*Franklin Jorge
Ascendino Leite dispensava-me enquanto viveu um afeto paternal. Nossa amizade, iniciada ao tempo em que vivi no Rio de Janeiro, nos anos de 1970, durou por mais de trinta anos. Chegou a citar-me algumas vezes em volumes de seu famosíssimo ‘’Jornal Literário’, no gênero, um dos grandes monumentos literários da língua portuguesa.
Uma ou duas vezes por semana, ia encontrá-lo depois do meio-dia no Cartório que recebera em concessão do governador Carlos Lacerda, para que não se preocupasse com a sobrevivência e pudesse dedicar o resto de sua vida a escrever os livros que o inscrevem no Panteão literário do século, na condição de estilista e mestre; um escritor, enfim, para escritores.
Nessas deambulações que constituíam para mim um prazer inominável, como algo que se faz esperar com essa espécie de ansiedade permeada de inquietação e prazer, dizia-me que ao homem de poder, dotado de visão e discernimento, agrada cercar-se de pensadores e homens inteligentes providos de cultura, se possível, de uma cultura considerável, pois seria através deles que suas ações se fariam conhecidas e respeitadas pela posteridade. Kubitschek, dizia-me, teve o seu Autran Dourado, a quem deu um Cartório. Chateaubriand, Joel Silveira, de quem leu um artigo publicado em um jornal provinciano e aquilatou o seu talento elevado a grandes alturas. Contratou-o imediatamente, segundo dizem, afirmando: Quero ter essa cobra perto de mim… Lacerda, no fim da vida, se aproximou de Villaça, como sabe, e o fez organizar o seu O cão negro, um livro que há de perdurar. Villaça, que o admirava, traçou-lhe o perfil pelo qual a posteridade o conhecerá e verá de corpo inteiro em sua exorbitância de vida…

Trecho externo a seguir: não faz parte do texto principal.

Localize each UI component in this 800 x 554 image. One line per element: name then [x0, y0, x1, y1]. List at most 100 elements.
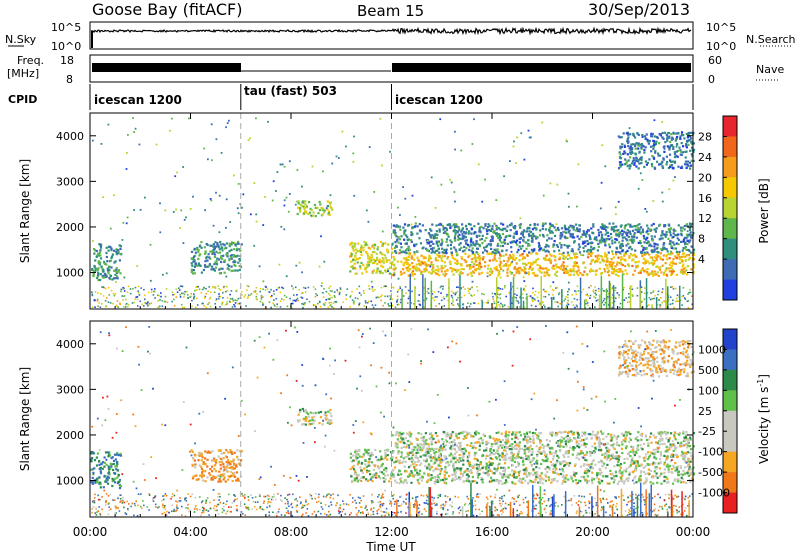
echo-cell — [417, 432, 420, 435]
echo-cell — [613, 478, 616, 482]
echo-cell — [680, 232, 683, 235]
echo-cell — [307, 420, 310, 423]
echo-cell — [212, 248, 216, 251]
echo-cell — [463, 294, 466, 297]
echo-cell — [534, 290, 537, 293]
echo-cell — [303, 210, 307, 213]
echo-cell — [663, 461, 666, 464]
echo-cell — [197, 478, 200, 481]
echo-cell — [285, 296, 288, 298]
echo-cell — [686, 273, 689, 276]
echo-cell — [645, 210, 648, 213]
echo-cell — [207, 265, 210, 268]
echo-cell — [630, 239, 634, 242]
echo-cell — [652, 290, 655, 292]
echo-cell — [395, 244, 398, 247]
echo-cell — [661, 165, 664, 168]
echo-cell — [647, 273, 650, 276]
echo-cell — [442, 288, 444, 290]
echo-cell — [640, 245, 643, 248]
echo-cell — [117, 270, 120, 273]
echo-cell — [665, 233, 668, 236]
echo-cell — [155, 143, 158, 146]
echo-cell — [638, 223, 641, 226]
echo-cell — [398, 238, 402, 241]
echo-cell — [620, 224, 623, 227]
echo-cell — [393, 461, 396, 464]
echo-cell — [475, 251, 478, 254]
echo-cell — [314, 215, 317, 218]
echo-cell — [97, 305, 99, 307]
echo-cell — [424, 256, 427, 259]
echo-cell — [577, 243, 581, 246]
echo-cell — [107, 455, 110, 458]
echo-cell — [627, 301, 629, 303]
echo-cell — [493, 248, 496, 251]
echo-cell — [494, 306, 497, 309]
echo-cell — [515, 271, 518, 274]
echo-cell — [525, 466, 528, 470]
echo-cell — [307, 412, 310, 416]
echo-cell — [387, 268, 390, 271]
echo-cell — [370, 280, 373, 283]
echo-cell — [431, 223, 434, 226]
echo-cell — [606, 226, 609, 229]
echo-cell — [467, 290, 470, 292]
echo-cell — [96, 268, 99, 271]
echo-cell — [473, 253, 476, 256]
echo-cell — [443, 480, 446, 483]
echo-cell — [661, 200, 664, 203]
echo-cell — [684, 466, 687, 469]
echo-cell — [255, 220, 258, 223]
echo-cell — [364, 267, 367, 270]
echo-cell — [188, 117, 190, 120]
echo-cell — [591, 241, 594, 244]
echo-cell — [458, 273, 461, 276]
echo-cell — [574, 290, 576, 292]
echo-cell — [367, 300, 370, 303]
echo-cell — [115, 270, 118, 273]
echo-cell — [527, 239, 530, 242]
echo-cell — [410, 255, 414, 258]
echo-cell — [654, 294, 656, 297]
echo-cell — [566, 254, 569, 257]
echo-cell — [440, 183, 443, 186]
power-colorbar-label: Power [dB] — [757, 178, 771, 243]
echo-cell — [577, 266, 580, 269]
echo-cell — [590, 451, 593, 454]
echo-cell — [554, 229, 557, 232]
echo-cell — [477, 302, 480, 305]
echo-cell — [196, 304, 199, 306]
echo-cell — [383, 480, 386, 483]
echo-cell — [644, 259, 647, 262]
echo-cell — [599, 207, 602, 210]
echo-cell — [482, 465, 485, 468]
echo-cell — [648, 262, 651, 265]
echo-cell — [391, 251, 394, 254]
echo-cell — [326, 421, 329, 424]
echo-cell — [390, 290, 392, 292]
echo-cell — [669, 159, 672, 162]
echo-cell — [405, 242, 408, 245]
echo-cell — [656, 243, 659, 246]
echo-cell — [213, 255, 216, 259]
echo-cell — [276, 305, 278, 308]
echo-cell — [444, 232, 447, 235]
echo-cell — [99, 486, 102, 489]
echo-cell — [634, 261, 637, 264]
echo-cell — [544, 296, 547, 298]
echo-cell — [615, 247, 618, 250]
echo-cell — [402, 460, 405, 463]
echo-cell — [549, 260, 552, 263]
echo-cell — [688, 291, 690, 294]
echo-cell — [230, 257, 233, 260]
echo-cell — [648, 296, 651, 299]
echo-cell — [653, 248, 656, 251]
echo-cell — [297, 200, 300, 203]
echo-cell — [190, 295, 193, 298]
echo-cell — [111, 484, 114, 488]
echo-cell — [484, 224, 487, 227]
echo-cell — [594, 286, 596, 288]
echo-cell — [275, 289, 278, 291]
echo-cell — [624, 265, 627, 268]
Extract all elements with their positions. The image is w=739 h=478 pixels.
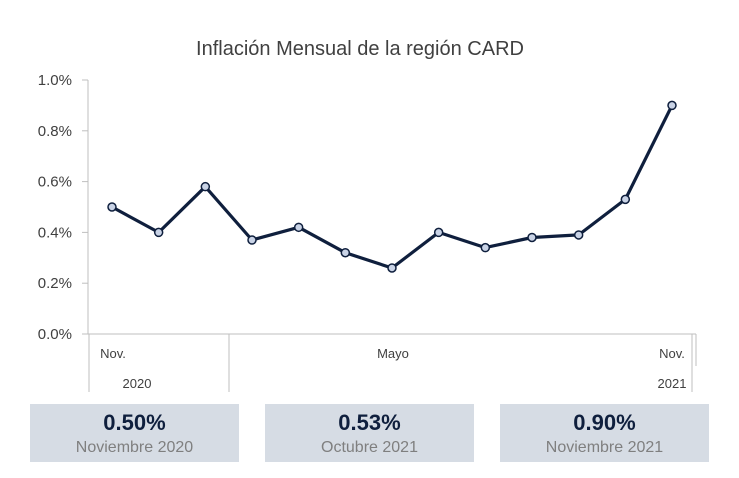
y-tick-label: 0.8% [38, 123, 72, 140]
data-point [667, 100, 677, 111]
y-tick-label: 0.2% [38, 275, 72, 292]
data-point [620, 194, 631, 205]
stat-label: Noviembre 2020 [75, 439, 194, 456]
y-tick-label: 0.4% [38, 224, 72, 241]
data-point [107, 202, 117, 212]
stat-label: Octubre 2021 [321, 439, 418, 456]
y-axis: 1.0% 0.8% 0.6% 0.4% 0.2% 0.0% [38, 72, 89, 343]
stat-value: 0.90% [573, 410, 636, 435]
data-point [153, 227, 164, 238]
data-point [293, 222, 304, 233]
line-chart: Inflación Mensual de la región CARD 1.0%… [38, 38, 697, 392]
y-tick-label: 0.6% [38, 174, 72, 191]
series-line [111, 104, 674, 270]
data-point [527, 232, 537, 243]
plot-area [107, 100, 677, 273]
y-tick-label: 0.0% [38, 326, 72, 343]
stat-card-oct-2021: 0.53% Octubre 2021 [265, 404, 474, 462]
stat-value: 0.50% [103, 410, 166, 435]
x-month-label: Nov. [100, 346, 126, 361]
data-point [573, 230, 584, 240]
chart-title: Inflación Mensual de la región CARD [196, 38, 524, 60]
data-point [480, 242, 491, 253]
stat-card-nov-2020: 0.50% Noviembre 2020 [30, 404, 239, 462]
data-point [433, 227, 444, 238]
data-point [340, 247, 351, 258]
x-axis: Nov. 2020 Mayo Nov. 2021 [88, 333, 697, 392]
data-point [200, 181, 211, 192]
x-month-label: Nov. [659, 346, 685, 361]
x-month-label: Mayo [377, 346, 409, 361]
x-year-label: 2020 [123, 376, 152, 391]
y-tick-label: 1.0% [38, 72, 72, 89]
data-point [247, 235, 257, 245]
stat-value: 0.53% [338, 410, 401, 435]
stat-card-nov-2021: 0.90% Noviembre 2021 [500, 404, 709, 462]
x-year-label: 2021 [658, 376, 687, 391]
data-point [387, 263, 397, 273]
stat-label: Noviembre 2021 [545, 439, 664, 456]
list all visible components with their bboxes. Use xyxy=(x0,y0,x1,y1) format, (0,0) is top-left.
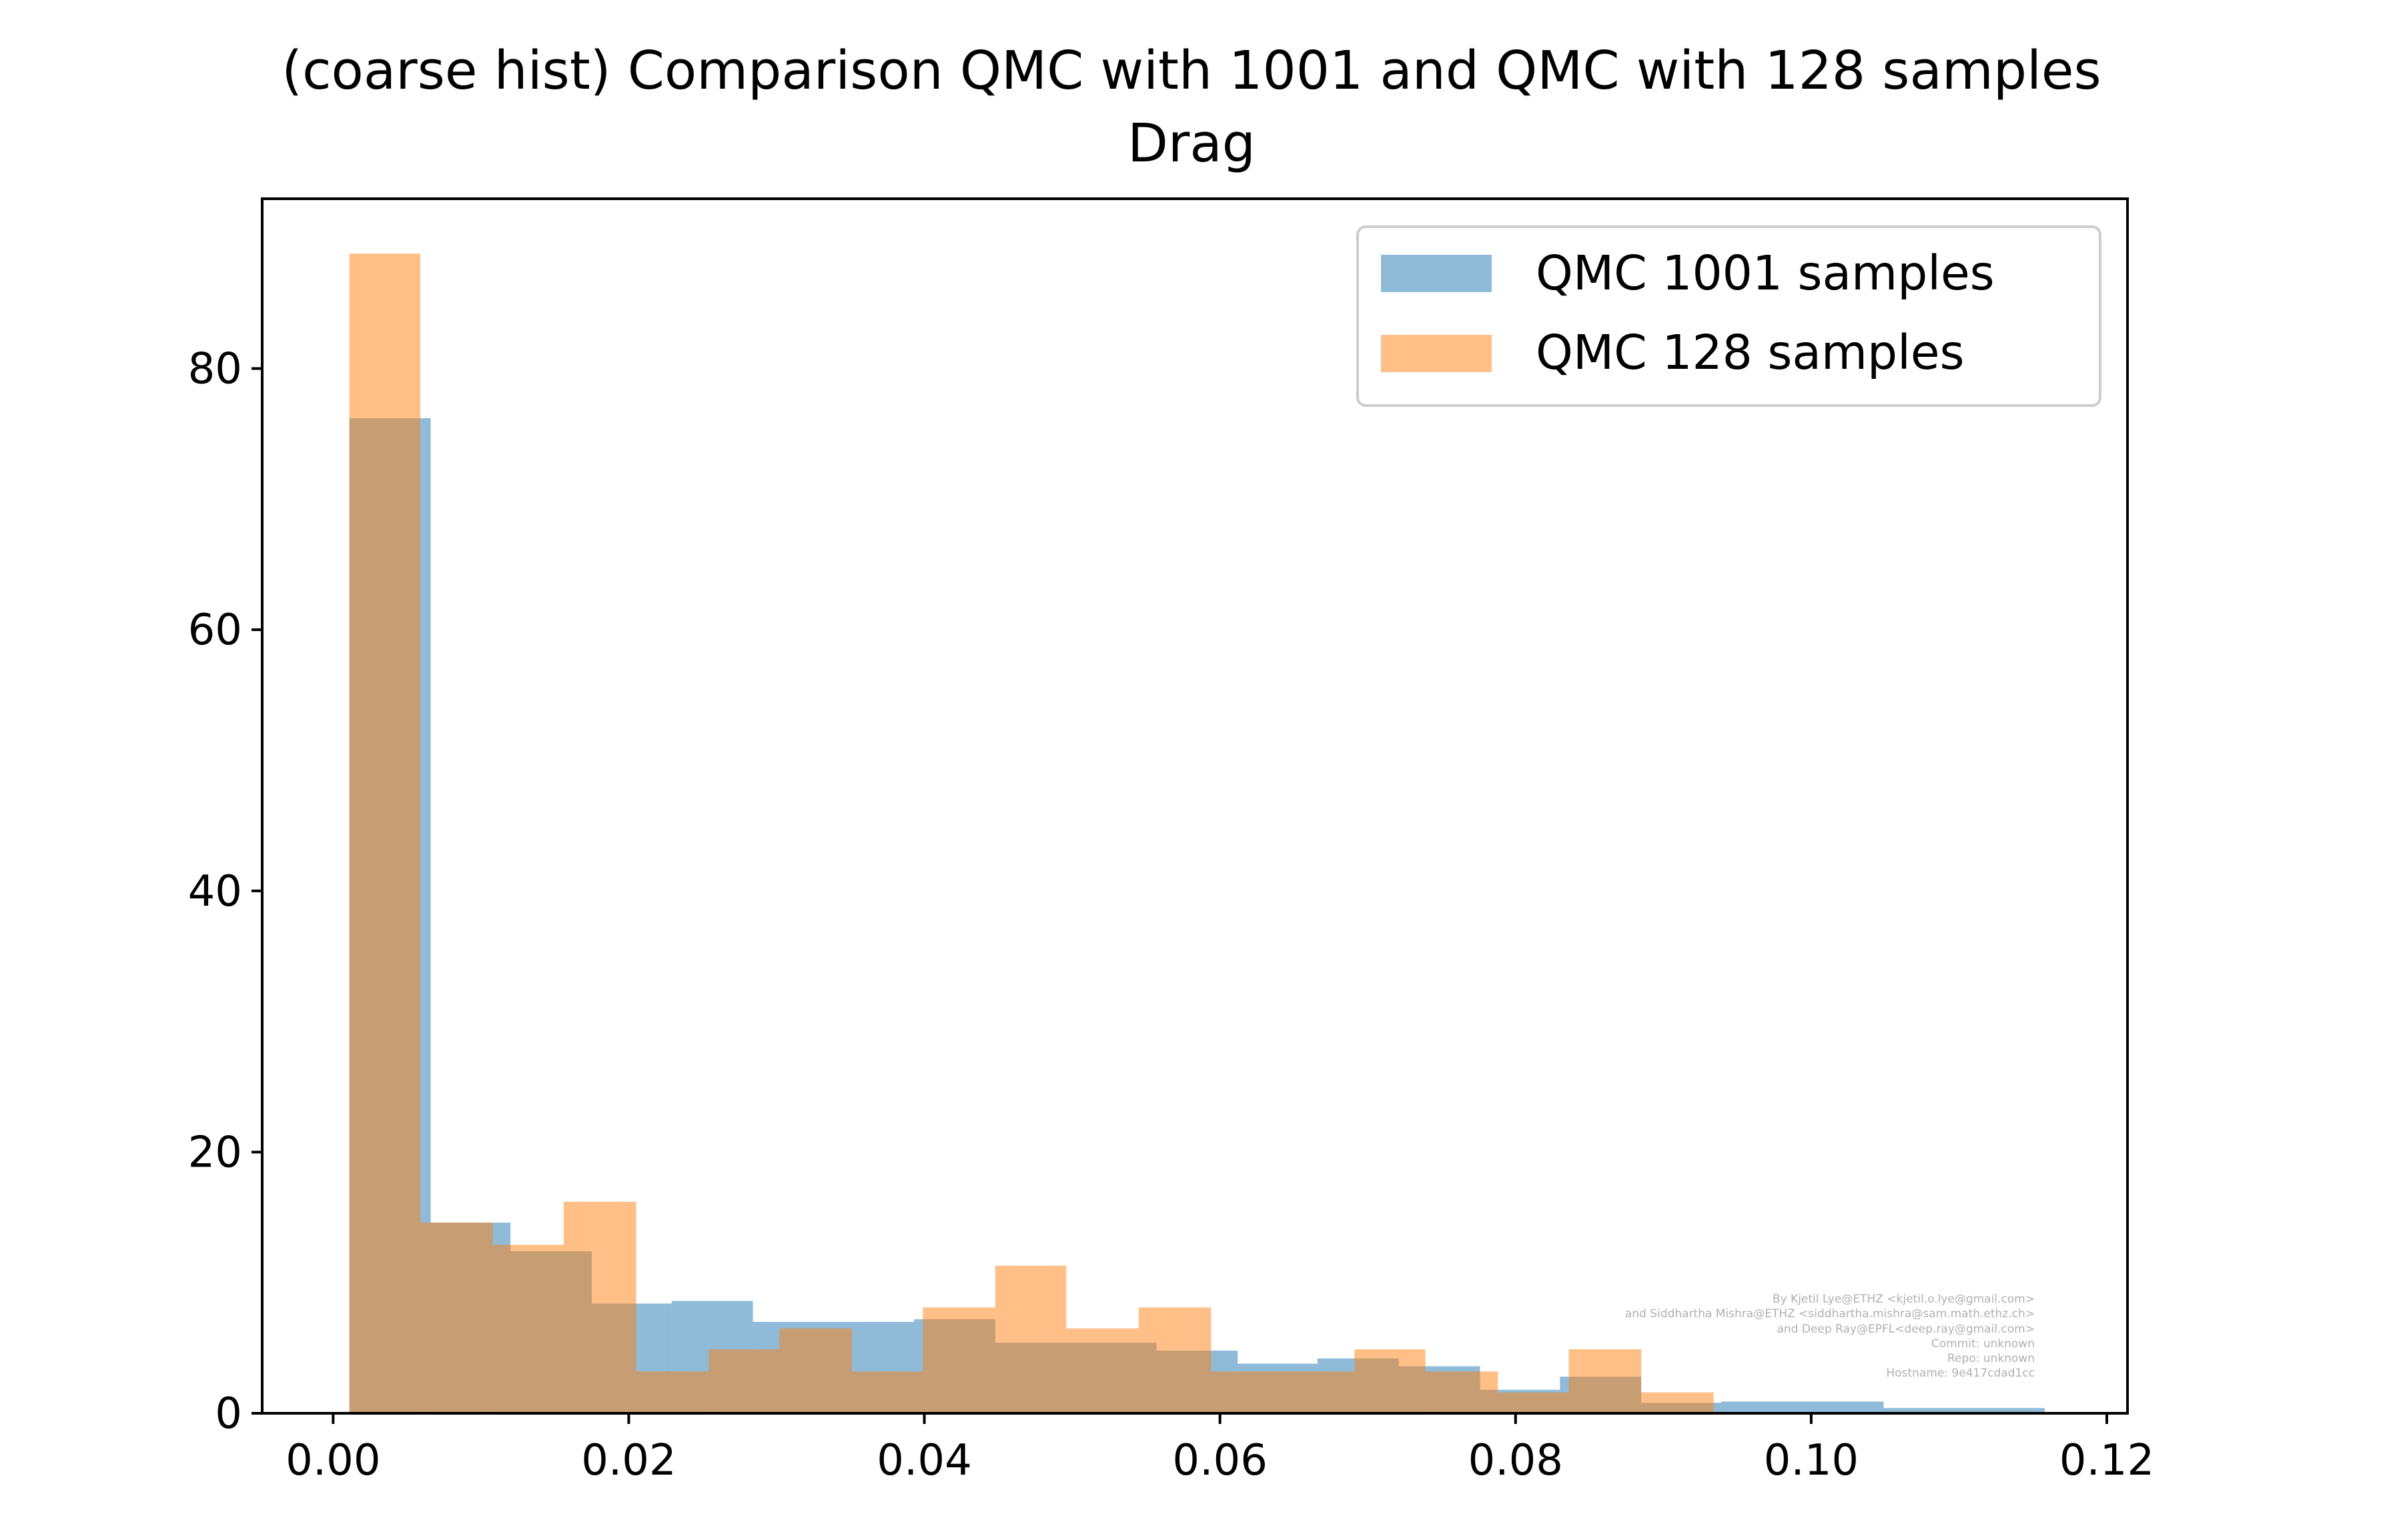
x-tick-label: 0.00 xyxy=(286,1436,381,1485)
legend-label-qmc-128: QMC 128 samples xyxy=(1536,325,1965,380)
x-tick-label: 0.06 xyxy=(1172,1436,1268,1485)
x-tick-label: 0.10 xyxy=(1764,1436,1859,1485)
x-tick-label: 0.02 xyxy=(581,1436,676,1485)
histogram-bar xyxy=(492,1245,564,1413)
chart-subtitle: Drag xyxy=(1127,113,1256,174)
y-tick-label: 60 xyxy=(188,606,242,655)
watermark-line: Repo: unknown xyxy=(1947,1352,2035,1365)
y-axis: 0 20 40 60 80 xyxy=(188,345,262,1439)
legend-box xyxy=(1356,225,2101,407)
histogram-bar xyxy=(708,1349,780,1413)
histogram-bar xyxy=(995,1265,1067,1413)
histogram-bar xyxy=(563,1201,636,1413)
histogram-bar xyxy=(1425,1371,1498,1413)
histogram-bar xyxy=(1066,1328,1139,1413)
y-tick-label: 80 xyxy=(188,345,242,394)
histogram-bar xyxy=(1883,1408,1964,1413)
watermark-line: Commit: unknown xyxy=(1931,1337,2035,1351)
histogram-bar xyxy=(1963,1408,2045,1413)
histogram-bar xyxy=(779,1328,852,1413)
histogram-bar xyxy=(1498,1392,1569,1413)
x-tick-label: 0.12 xyxy=(2059,1436,2155,1485)
y-tick-label: 0 xyxy=(215,1389,242,1439)
y-tick-label: 40 xyxy=(188,867,242,916)
legend-label-qmc-1001: QMC 1001 samples xyxy=(1536,245,1995,301)
histogram-bars xyxy=(349,253,2045,1413)
histogram-bar xyxy=(1568,1349,1642,1413)
chart-title: (coarse hist) Comparison QMC with 1001 a… xyxy=(282,40,2101,101)
histogram-bar xyxy=(1641,1392,1714,1413)
plot-frame xyxy=(261,197,2129,1415)
x-tick-label: 0.08 xyxy=(1468,1436,1564,1485)
x-axis: 0.00 0.02 0.04 0.06 0.08 0.10 0.12 xyxy=(286,1413,2154,1485)
histogram-bar xyxy=(1211,1371,1282,1413)
histogram-bar xyxy=(1354,1349,1426,1413)
legend: QMC 1001 samples QMC 128 samples xyxy=(1356,225,2101,407)
histogram-bar xyxy=(923,1307,995,1413)
histogram-bar xyxy=(1721,1401,1803,1413)
x-tick-label: 0.04 xyxy=(877,1436,972,1485)
y-tick-label: 20 xyxy=(188,1128,242,1177)
histogram-bar xyxy=(1802,1401,1884,1413)
histogram-bar xyxy=(1138,1307,1212,1413)
watermark-line: Hostname: 9e417cdad1cc xyxy=(1886,1367,2035,1380)
watermark: By Kjetil Lye@ETHZ <kjetil.o.lye@gmail.c… xyxy=(1625,1293,2035,1380)
histogram-bar xyxy=(349,253,421,1413)
histogram-bar xyxy=(1282,1371,1355,1413)
legend-swatch-qmc-128 xyxy=(1381,335,1492,372)
series-1 xyxy=(349,253,1714,1413)
watermark-line: By Kjetil Lye@ETHZ <kjetil.o.lye@gmail.c… xyxy=(1773,1293,2035,1306)
legend-swatch-qmc-1001 xyxy=(1381,255,1492,292)
histogram-bar xyxy=(636,1371,709,1413)
histogram-bar xyxy=(420,1223,493,1413)
watermark-line: and Deep Ray@EPFL<deep.ray@gmail.com> xyxy=(1777,1323,2035,1336)
watermark-line: and Siddhartha Mishra@ETHZ <siddhartha.m… xyxy=(1625,1307,2035,1321)
histogram-bar xyxy=(851,1371,923,1413)
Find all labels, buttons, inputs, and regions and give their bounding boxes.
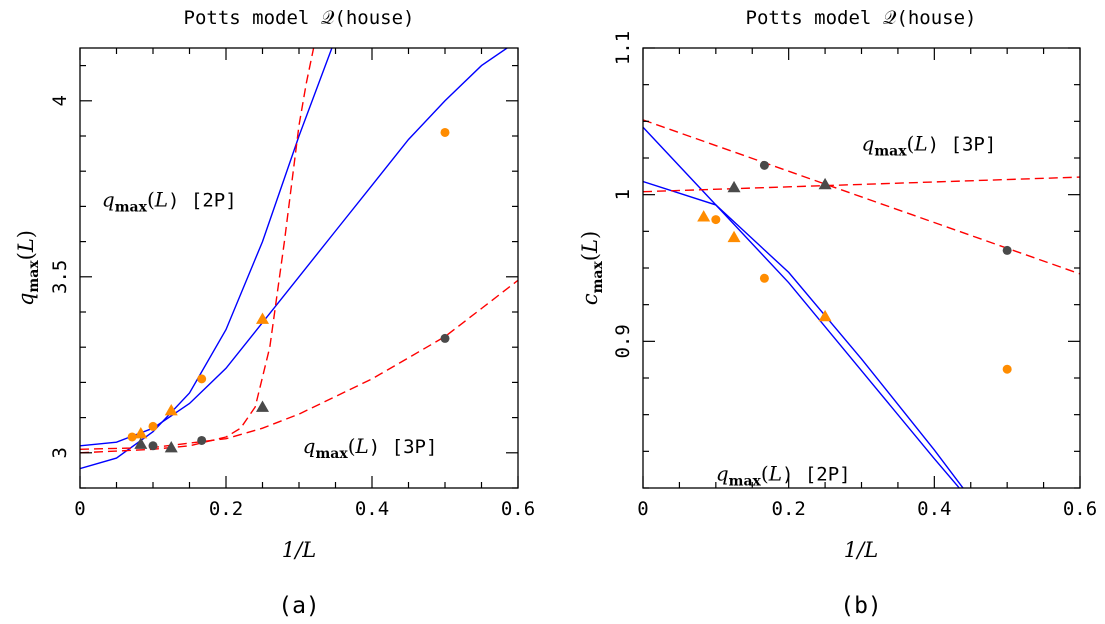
y-tick-label: 0.9 <box>612 324 634 358</box>
data-point-circle <box>440 127 450 137</box>
series-annotation: qmax(L) [3P] <box>303 434 438 462</box>
y-axis-label: cmax(L) <box>578 231 606 305</box>
data-point-circle <box>197 435 207 445</box>
data-point-circle <box>148 441 158 451</box>
fit-curve-solid <box>643 126 961 488</box>
plot-frame <box>642 47 1081 489</box>
data-point-circle <box>759 273 769 283</box>
data-point-triangle <box>727 230 741 243</box>
chart-panel-b: Potts model 𝒬(house) 0 0.2 0.4 0.6 0.9 1 1.1 1… <box>578 7 1097 619</box>
data-point-triangle <box>818 177 832 190</box>
x-tick-label: 0.2 <box>772 498 806 520</box>
series-annotation: qmax(L) [3P] <box>862 132 997 160</box>
data-point-circle <box>1002 245 1012 255</box>
x-tick-label: 0.2 <box>209 498 243 520</box>
data-point-circle <box>148 421 158 431</box>
data-point-triangle <box>256 400 269 412</box>
y-tick-label: 4 <box>49 95 71 106</box>
y-axis-label: qmax(L) <box>14 230 42 306</box>
fit-curve-dashed <box>80 48 315 454</box>
plot-frame <box>79 47 519 489</box>
data-point-triangle <box>134 426 148 439</box>
data-point-triangle <box>134 437 148 449</box>
data-point-circle <box>127 432 137 442</box>
x-axis-label: 1/L <box>844 538 878 562</box>
data-point-circle <box>440 333 450 343</box>
fit-curve-solid <box>643 180 964 488</box>
y-tick-label: 1 <box>612 189 634 200</box>
data-point-triangle <box>727 180 741 193</box>
data-point-circle <box>759 160 769 170</box>
data-point-triangle <box>818 309 832 322</box>
panel-label: (b) <box>840 593 882 619</box>
x-tick-label: 0.6 <box>1063 498 1097 520</box>
panel-label: (a) <box>278 593 320 619</box>
x-tick-label: 0 <box>637 498 648 520</box>
y-tick-label: 3.5 <box>49 260 71 294</box>
data-point-triangle <box>164 441 178 453</box>
y-tick-label: 3 <box>49 447 71 458</box>
y-tick-label: 1.1 <box>612 31 634 65</box>
data-point-circle <box>197 374 207 384</box>
x-tick-label: 0.6 <box>501 498 535 520</box>
x-tick-label: 0.4 <box>917 498 951 520</box>
data-point-circle <box>711 215 721 225</box>
data-point-triangle <box>256 312 269 324</box>
series-annotation: qmax(L) [2P] <box>102 187 237 215</box>
data-point-triangle <box>164 404 178 416</box>
series-annotation: qmax(L) [2P] <box>716 462 851 490</box>
chart-panel-a: Potts model 𝒬(house) 0 0.2 0.4 0.6 3 3.5 4 1/L… <box>14 7 535 619</box>
chart-title: Potts model 𝒬(house) <box>184 7 415 29</box>
chart-title: Potts model 𝒬(house) <box>746 7 977 29</box>
x-tick-label: 0.4 <box>355 498 389 520</box>
x-axis-label: 1/L <box>282 538 316 562</box>
fit-curve-dashed <box>643 176 1080 193</box>
data-point-circle <box>1002 364 1012 374</box>
fit-curve-solid <box>80 48 333 470</box>
data-point-triangle <box>697 210 711 222</box>
x-tick-label: 0 <box>74 498 85 520</box>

Comíamos, nesses dias memoráveis, em tradicionais restaurantes portugueses e árabes do Centro do Rio, para os quais nos dirigíamos a pé, conversando descuidada e animadamente sobre os mais diversos assuntos que incluíam, além da literatura e da vida literária, a politica e a nossa terra Nordestina que nos destinara os fados.
Gostava de orientar-me e aconselhar-me acerca de coisas sobre as quais eu jamais pensara. Frequentemente dizia-me para jamais me inimistar com pessoas que soubessem escrever e, menos ainda se, além de escrever tivessem cultura reconhecida, pois isto só podia redundar em aborrecimentos e prejuízos inauditos. Insistentemente, recomendava: Não polemize com quem domina a palavra, tem cultura e sabe escrever, repetia nessas caminhadas que me enchiam de contentamento, ao ouvi-lo sobre os grandes escritores e políticos que conhecera, como o próprio Lacerda, de quem fora Diretor do Departamento de Imprensa que lhe traria tantos aborrecimentos e prejuízos profissionais, como o banimento da prática jornalística que perdurou mesmo depois da morte do governador, já cassado pelos Militares, muitos anos depois.
Os comunistas o odiavam e quiseram bani-lo do mundo das ideias, usando para isto os expedientes cabulosos mais vis de que são mestres. Mas Ascendino não se deu por vencido e continuou a fazer sua obra e ampliar seu círculo de admiradores. Tinha admirações e ojerizas das quais eu, ainda no começo da vida, partilhava.
Como testemunha ocular da História, mantinha frescas na memória lembranças ainda não registradas nos livros. Era, pois, como uma daquelas bibliotecas vivas de algumas tribos africanas que reverenciam os velhos pelo que amealharam do Tempo.